1.Special delivery“.  One of my son’s teachers is a master at this, adding a spoonful of sugar, an ‘element of fun’ as Mary Poppins would say to many of her instructions. When she needs a child to carry something from place to place, or to put something away (a toy, a block, a bowl, a dish…), or take something to someone, she will gently but firmly place the thing in the child’s hand and say ‘Special Delivery‘.  The child is then guided by a gentle hand on the back in the direction of the room, locker or kitchen to drop off their ‘parcel’. Without fail, the child does the job happily, carrying the precious cargo to its rightful destination.

2“We are brave fellows, are not we?”   Whenever my son is a little nervous or unsure, I take his hand and bolster both his and my confidence with this saying that I came across in a piece of writing many years ago.  It’s become our little mantra, and now when we arrive somewhere new or unfamiliar, or go to do something for the first time, he’ll repeat it back to me. (He’ll often take my hand first.) I love that a little recognisable and customary saying can become something so much more just because of the way you use it. 

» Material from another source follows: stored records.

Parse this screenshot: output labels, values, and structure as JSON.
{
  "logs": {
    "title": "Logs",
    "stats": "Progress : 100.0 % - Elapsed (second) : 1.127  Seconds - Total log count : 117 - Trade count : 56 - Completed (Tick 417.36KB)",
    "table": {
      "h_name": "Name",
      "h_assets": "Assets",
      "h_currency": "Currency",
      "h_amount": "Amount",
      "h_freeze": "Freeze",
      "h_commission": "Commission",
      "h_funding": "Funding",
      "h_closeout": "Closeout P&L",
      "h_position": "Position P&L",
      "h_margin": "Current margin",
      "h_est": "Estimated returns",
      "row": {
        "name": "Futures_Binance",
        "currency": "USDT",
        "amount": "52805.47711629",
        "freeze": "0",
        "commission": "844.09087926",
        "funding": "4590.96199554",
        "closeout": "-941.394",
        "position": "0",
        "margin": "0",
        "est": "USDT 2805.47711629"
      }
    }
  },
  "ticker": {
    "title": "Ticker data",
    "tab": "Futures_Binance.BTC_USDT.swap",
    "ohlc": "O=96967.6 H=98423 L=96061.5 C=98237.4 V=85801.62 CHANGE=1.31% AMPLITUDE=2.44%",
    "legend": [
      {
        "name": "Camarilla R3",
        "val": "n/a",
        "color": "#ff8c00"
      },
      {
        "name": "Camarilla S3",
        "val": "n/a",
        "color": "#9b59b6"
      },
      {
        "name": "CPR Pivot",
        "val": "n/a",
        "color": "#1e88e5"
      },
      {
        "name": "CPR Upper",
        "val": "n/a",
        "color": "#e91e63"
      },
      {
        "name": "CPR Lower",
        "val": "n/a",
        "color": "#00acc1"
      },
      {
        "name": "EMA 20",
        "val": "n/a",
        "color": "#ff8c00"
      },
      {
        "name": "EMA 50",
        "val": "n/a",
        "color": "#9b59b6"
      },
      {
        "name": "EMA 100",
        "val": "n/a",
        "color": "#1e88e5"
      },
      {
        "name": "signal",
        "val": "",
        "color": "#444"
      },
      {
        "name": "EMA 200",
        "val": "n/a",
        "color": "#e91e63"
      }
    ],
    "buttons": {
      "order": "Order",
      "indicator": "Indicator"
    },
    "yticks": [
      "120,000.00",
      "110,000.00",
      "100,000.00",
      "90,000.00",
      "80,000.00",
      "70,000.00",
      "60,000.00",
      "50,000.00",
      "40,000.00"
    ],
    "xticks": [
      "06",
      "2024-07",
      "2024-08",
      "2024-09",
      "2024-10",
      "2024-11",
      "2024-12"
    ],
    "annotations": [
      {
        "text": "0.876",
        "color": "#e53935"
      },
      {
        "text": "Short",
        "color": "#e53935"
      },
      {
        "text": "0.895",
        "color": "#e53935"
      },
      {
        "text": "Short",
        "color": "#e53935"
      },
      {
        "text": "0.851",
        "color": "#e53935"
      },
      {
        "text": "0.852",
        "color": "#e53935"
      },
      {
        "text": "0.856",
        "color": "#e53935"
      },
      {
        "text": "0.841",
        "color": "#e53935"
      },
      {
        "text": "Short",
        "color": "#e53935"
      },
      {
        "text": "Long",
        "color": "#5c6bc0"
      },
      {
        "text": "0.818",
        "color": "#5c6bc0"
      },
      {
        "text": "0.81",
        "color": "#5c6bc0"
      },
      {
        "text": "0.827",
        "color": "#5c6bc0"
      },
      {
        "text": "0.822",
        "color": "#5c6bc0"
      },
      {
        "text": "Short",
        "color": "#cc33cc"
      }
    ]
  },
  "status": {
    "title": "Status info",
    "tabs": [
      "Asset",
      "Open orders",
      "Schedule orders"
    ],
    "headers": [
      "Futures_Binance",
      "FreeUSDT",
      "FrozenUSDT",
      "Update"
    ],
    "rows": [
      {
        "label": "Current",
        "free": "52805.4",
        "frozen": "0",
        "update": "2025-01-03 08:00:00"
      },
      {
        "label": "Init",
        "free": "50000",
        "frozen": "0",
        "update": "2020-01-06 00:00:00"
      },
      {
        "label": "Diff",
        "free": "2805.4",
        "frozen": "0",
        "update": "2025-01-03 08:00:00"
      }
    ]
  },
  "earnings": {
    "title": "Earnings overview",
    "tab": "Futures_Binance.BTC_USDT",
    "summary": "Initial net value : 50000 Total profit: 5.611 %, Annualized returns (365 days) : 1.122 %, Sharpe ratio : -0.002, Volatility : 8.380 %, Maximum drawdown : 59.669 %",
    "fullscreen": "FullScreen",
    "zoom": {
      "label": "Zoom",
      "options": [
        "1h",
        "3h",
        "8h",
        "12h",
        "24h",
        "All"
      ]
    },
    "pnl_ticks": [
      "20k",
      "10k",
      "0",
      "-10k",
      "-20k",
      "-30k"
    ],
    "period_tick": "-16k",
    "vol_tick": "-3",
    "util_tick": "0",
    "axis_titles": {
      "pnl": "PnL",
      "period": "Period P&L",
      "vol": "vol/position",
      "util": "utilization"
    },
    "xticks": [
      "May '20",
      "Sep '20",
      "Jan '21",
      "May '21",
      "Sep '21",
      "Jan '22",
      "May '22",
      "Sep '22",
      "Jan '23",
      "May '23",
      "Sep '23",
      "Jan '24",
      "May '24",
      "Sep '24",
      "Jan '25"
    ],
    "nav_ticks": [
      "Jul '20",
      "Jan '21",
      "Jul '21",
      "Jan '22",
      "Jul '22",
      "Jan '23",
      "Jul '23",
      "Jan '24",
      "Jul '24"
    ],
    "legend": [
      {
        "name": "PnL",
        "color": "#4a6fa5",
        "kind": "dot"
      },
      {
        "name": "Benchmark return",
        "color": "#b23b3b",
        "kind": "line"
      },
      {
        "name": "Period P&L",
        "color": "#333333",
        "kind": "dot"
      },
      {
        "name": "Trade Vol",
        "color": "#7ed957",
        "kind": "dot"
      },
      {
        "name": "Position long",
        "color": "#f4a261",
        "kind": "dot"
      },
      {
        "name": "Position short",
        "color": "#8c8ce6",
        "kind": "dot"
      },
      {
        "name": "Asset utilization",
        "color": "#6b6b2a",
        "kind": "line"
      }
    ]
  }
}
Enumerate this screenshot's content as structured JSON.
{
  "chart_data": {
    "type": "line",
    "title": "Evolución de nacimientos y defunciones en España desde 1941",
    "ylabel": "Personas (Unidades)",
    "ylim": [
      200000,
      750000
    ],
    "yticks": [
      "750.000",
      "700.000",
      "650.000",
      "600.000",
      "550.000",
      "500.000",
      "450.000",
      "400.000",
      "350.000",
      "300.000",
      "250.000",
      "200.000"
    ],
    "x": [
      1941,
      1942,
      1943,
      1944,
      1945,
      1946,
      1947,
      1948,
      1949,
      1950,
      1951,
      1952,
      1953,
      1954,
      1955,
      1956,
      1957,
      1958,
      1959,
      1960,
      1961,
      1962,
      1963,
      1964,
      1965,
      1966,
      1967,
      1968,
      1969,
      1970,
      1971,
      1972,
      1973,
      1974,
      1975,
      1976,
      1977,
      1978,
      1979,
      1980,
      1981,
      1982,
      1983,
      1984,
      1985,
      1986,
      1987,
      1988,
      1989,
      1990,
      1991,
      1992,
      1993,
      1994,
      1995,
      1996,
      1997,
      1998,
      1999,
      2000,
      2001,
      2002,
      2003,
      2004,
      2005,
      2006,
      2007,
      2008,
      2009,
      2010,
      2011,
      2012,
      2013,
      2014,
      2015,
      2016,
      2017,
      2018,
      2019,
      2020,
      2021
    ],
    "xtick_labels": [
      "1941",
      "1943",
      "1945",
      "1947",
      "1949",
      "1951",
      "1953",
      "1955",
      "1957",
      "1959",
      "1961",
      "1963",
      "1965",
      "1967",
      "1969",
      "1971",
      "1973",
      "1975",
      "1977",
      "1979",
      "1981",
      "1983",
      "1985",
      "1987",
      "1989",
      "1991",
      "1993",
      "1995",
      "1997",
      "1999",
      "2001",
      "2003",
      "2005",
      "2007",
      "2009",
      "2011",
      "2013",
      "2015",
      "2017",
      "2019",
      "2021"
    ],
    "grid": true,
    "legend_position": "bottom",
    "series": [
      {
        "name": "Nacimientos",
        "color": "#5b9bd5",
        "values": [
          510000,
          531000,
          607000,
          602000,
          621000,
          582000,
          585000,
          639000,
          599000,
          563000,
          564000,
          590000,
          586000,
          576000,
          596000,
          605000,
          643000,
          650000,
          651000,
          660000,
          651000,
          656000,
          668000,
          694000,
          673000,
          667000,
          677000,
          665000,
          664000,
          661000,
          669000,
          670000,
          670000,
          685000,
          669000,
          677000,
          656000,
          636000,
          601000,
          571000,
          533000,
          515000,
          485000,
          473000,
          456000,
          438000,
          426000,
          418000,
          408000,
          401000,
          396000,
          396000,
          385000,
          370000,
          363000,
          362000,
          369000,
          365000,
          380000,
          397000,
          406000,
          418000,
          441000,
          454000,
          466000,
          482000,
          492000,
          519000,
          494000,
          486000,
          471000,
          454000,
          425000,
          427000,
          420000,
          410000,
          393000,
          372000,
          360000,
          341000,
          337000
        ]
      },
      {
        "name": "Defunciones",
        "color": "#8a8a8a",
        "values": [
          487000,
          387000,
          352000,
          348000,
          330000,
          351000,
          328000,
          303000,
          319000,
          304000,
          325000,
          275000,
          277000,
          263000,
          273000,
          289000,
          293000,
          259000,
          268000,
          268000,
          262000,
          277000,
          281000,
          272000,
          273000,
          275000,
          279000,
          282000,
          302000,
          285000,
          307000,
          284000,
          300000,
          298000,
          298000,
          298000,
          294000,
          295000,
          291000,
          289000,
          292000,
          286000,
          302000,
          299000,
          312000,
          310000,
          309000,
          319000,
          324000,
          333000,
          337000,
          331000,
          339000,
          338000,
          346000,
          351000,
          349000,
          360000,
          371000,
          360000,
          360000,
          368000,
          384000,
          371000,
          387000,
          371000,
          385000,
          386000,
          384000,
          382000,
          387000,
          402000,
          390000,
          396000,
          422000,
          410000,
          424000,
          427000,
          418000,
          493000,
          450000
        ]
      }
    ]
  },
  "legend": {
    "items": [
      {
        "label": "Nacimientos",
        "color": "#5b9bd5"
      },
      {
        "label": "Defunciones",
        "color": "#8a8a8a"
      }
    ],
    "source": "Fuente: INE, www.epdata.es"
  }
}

3. “Now children, let us eat, drink and be merry”   I do love a good ol’ ‘introduction’ at mealtimes. I’m not fussy whether it is a blessing, or a prayer, or grace, or something fun and creative. I just adore how a few words can ‘frame’ the mealtime and set the scene for a glorious family time of togetherness, rather than simply shovelling food into our mouths without thought or forbearance (self control/self restraint).  

4. “Time for the artist/carpenter/builder/cook to put down his/her tools for the day”  When we frame our requests or demands in such a way that the children see it as part of a game or play, they are much more likely to do as we ask, without too much grief or hassle.  This way of speaking was NOT a natural thing for me at all (as it is for some people) and I had to learn to see the world through the young child’s eyes before I really grasped the power and magnitude of this potential for diffusing and smoothing sometime difficult transition moments in the day. But it was a worthwhile study, as I now tend to frame my instructions or requests like this most of the time without even thinking about it. Speaking in this way has BECOME natural for me, and, if isn’t yet, it can become natural for you too.  All it requires is practice and a little pre-thought. Begin by ‘naming’ what the children are doing/playing. (I’ve plenty more concrete examples of this in my book too.)

5. “You sparkle like a star”   I like similes. And sometimes I find myself using them in ‘magical language’ moments. This is one I find myself using with Ned when he is just being super glorious and loving- when his personality just shines. A sweet comparison like this is a little less ‘ego’ than saying something like, ‘You are the best/fastest/smartest/handsomest’ too.  Everyone and anyone can ‘sparkle’ if they so choose!  But this is just one sweet tiding I use. (I have a few faves up my sleeve.) I bet you can come up with some other really gorgeous statements, compliments or ‘bouquets of love’ to use with your family members too.  

 

Task:

Today, you are going to write a list of some possible helpful ‘statements’ or sentences for a difficult or problem area you have when trying to motivate or move your kids to action. Perhaps it is when eating dinner, or packing away their toys, or finding their shoes, or separating from you at bedtime. Brainstorm and write your ideas down.  Memorise anything you think might be particularly helpful!

Another tip: Can you ‘story-ise’ your situation by coming up with some similar themes or a familiar book and using this metaphor for change?

 

Action required:

Practise, practise, practise.  See what works for you!